Cancer Services Admin Team

The work of the Cancer Services Admin Team, who track patients and meet daily to focus on ensuring patients get treated as quickly as possible, is being picked up as best practice and shared nationally.

The team, led by Cancer Performance Manager Callum Binnie, started tracking their cancer patients daily and introduced a daily escalation huddle to discuss patients who have been assigned to the responsibility of a Service Line for 2+ days. Staff come together to discuss capacity issues and track any patients who are at risk of delays in their treatment to ensure they bring dates forward or escalate upwards. The list of patients includes those with suspected or diagnosed cancer who are on the 31 and 62-day treatment pathways. The team can discuss between 300-350 patients every day.

In April 2022 Cancer Services created a departmental strategic direction with a vision of ‘efficient care for cancer patients’. They identified having ‘more focus on patients’ as their most important improvement priority because they felt like a data entry team who were adding little value to patients.

The team switched from weekly to daily tracking in July 2022. They have seen a dramatic change and the improvement has not only benefited patients but also staff in the team.

Callum explained: “Before starting, the number of patients waiting beyond the 62-day target for their treatment was high. With the daily huddles, the number of patients waiting beyond the 62-day target for treatment has reduced from 300 earlier this year to 173 and continuing to fall.

“Morale was also low in the team 18 months ago before we began. Sickness was just below 6% and staff reporting work-related stress was high. Through making changes to the way we work and allowing the team to drive forward their own improvements, that has had a positive impact on team health.
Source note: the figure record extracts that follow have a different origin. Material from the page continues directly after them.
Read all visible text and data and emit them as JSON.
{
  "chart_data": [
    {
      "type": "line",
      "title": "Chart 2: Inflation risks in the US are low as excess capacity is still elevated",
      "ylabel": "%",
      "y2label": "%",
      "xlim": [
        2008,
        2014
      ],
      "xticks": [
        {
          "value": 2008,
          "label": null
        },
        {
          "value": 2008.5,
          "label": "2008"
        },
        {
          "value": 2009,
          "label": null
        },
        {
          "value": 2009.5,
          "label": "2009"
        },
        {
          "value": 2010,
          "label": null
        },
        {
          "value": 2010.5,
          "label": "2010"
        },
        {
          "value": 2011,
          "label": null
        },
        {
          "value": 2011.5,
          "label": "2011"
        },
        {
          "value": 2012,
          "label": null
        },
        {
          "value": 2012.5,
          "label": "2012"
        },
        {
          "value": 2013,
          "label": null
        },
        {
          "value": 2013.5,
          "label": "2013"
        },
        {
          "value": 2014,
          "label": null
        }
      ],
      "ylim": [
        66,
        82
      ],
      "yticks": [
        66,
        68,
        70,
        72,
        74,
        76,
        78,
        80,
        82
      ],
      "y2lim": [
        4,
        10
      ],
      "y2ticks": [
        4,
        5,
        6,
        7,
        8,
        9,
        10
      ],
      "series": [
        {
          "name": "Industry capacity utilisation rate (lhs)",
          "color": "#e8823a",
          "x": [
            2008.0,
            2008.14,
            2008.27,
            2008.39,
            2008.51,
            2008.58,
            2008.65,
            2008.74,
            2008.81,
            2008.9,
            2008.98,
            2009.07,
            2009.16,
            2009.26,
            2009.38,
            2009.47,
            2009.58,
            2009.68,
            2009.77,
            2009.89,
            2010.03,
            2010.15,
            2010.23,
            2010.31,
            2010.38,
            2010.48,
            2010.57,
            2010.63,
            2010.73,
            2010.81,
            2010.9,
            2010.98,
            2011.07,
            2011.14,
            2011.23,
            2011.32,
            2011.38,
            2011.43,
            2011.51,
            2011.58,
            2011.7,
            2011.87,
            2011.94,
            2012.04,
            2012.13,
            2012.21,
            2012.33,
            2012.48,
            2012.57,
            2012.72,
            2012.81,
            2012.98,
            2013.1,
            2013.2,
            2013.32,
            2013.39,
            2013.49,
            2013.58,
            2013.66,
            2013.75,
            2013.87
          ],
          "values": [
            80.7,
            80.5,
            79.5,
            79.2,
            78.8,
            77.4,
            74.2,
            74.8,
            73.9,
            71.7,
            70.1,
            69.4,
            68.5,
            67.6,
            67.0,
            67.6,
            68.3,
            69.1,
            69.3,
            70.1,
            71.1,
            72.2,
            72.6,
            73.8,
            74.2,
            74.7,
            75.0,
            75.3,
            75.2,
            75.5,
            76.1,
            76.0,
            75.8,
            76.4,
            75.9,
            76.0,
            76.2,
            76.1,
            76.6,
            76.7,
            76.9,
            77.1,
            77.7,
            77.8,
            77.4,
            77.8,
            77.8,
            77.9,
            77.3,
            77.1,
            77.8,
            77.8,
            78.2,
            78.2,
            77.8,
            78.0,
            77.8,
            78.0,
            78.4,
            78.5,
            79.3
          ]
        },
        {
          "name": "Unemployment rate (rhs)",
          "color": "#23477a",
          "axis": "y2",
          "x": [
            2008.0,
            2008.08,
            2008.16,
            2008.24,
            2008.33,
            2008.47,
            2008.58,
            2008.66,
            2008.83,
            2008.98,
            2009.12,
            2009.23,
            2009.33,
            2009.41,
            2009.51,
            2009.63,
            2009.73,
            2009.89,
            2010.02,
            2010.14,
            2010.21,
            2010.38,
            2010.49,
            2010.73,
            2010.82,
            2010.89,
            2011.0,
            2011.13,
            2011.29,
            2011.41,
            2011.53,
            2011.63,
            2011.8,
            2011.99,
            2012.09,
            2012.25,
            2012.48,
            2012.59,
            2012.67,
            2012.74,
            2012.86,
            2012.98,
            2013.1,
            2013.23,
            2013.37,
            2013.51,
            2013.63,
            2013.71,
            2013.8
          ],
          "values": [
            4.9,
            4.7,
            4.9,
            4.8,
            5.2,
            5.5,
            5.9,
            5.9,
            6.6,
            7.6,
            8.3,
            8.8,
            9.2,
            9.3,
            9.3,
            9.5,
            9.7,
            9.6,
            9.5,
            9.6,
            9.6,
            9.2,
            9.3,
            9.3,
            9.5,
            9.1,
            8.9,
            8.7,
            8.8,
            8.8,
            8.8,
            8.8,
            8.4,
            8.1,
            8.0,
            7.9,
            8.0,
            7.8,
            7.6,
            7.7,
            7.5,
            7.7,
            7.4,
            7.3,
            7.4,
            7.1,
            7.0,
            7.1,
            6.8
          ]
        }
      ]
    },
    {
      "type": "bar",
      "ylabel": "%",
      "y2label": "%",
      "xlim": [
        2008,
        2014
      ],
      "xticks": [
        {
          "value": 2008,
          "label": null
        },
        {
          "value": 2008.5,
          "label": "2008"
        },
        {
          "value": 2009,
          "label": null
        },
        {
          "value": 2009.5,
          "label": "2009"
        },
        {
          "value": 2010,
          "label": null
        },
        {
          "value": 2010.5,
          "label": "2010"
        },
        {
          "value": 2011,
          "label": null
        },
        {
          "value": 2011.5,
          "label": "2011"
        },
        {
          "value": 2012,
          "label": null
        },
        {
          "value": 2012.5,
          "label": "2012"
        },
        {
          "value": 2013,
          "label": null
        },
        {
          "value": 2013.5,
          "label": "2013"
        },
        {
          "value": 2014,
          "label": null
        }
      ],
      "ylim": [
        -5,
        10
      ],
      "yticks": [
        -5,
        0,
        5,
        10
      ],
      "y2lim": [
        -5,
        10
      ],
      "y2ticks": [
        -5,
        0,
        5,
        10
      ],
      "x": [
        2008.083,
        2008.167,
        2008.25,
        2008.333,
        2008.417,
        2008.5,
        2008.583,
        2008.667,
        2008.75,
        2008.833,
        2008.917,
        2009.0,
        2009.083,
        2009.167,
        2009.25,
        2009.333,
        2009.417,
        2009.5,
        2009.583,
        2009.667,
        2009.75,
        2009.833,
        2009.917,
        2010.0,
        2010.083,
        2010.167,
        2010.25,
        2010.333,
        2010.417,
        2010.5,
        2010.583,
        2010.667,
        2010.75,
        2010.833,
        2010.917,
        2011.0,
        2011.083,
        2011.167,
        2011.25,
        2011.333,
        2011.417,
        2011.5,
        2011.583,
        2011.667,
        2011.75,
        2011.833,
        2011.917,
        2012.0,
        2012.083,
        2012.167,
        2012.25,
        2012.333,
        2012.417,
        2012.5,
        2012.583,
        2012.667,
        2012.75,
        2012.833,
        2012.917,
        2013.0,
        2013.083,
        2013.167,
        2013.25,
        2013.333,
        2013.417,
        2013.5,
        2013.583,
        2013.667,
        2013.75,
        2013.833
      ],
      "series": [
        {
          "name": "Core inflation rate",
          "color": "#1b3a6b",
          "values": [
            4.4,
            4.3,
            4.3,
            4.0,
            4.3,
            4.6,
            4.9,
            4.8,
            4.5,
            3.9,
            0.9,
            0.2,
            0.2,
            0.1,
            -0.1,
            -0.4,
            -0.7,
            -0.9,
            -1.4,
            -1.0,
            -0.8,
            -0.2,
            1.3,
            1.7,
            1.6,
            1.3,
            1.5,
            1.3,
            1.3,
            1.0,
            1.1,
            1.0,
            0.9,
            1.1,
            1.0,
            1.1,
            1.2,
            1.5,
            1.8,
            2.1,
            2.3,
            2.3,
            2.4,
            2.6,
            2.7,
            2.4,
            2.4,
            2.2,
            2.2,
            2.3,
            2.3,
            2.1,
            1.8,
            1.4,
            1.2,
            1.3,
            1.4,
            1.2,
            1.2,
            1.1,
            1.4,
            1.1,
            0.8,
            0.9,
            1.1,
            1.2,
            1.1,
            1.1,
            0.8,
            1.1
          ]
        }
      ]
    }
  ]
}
Sickness had fallen to almost zero in August 2023 with reported work-related stress dropping significantly and the team’s scores have improved considerably in the staff survey, improving in 79 out of 97 metrics.”

This is one example of the many improvements being made by staff across different specialties involved in the People First programme which uses quality improvement methodology to make improvements to services.

The work has been picked up by NHS England’s National Cancer Team and will now be shared with other hospitals across the country with a view to more patients benefiting from the good practice developed at Derriford Hospital in Plymouth.

Robyn Cutforth, Cancer Performance Manager with the NHS Cancer Programme, said; “What the Cancer Services Admin team have achieved with their approach to daily cancer tracking and escalation huddles is demonstrably making a difference to patients on cancer pathways, having contributed to a reduction in the 62-day backlog and bringing together teams from across the Trust to efficiently manage potential delays. It is also incredibly encouraging to see the impact the approach has had on staff morale and wellbeing within the team, and that the Trust are focusing on improving this as a priority. We have been very grateful that the team have shared their work with us, so that providers from across the country who are looking to make improvements to their patient tracking list management processes can benefit and learn from their work.”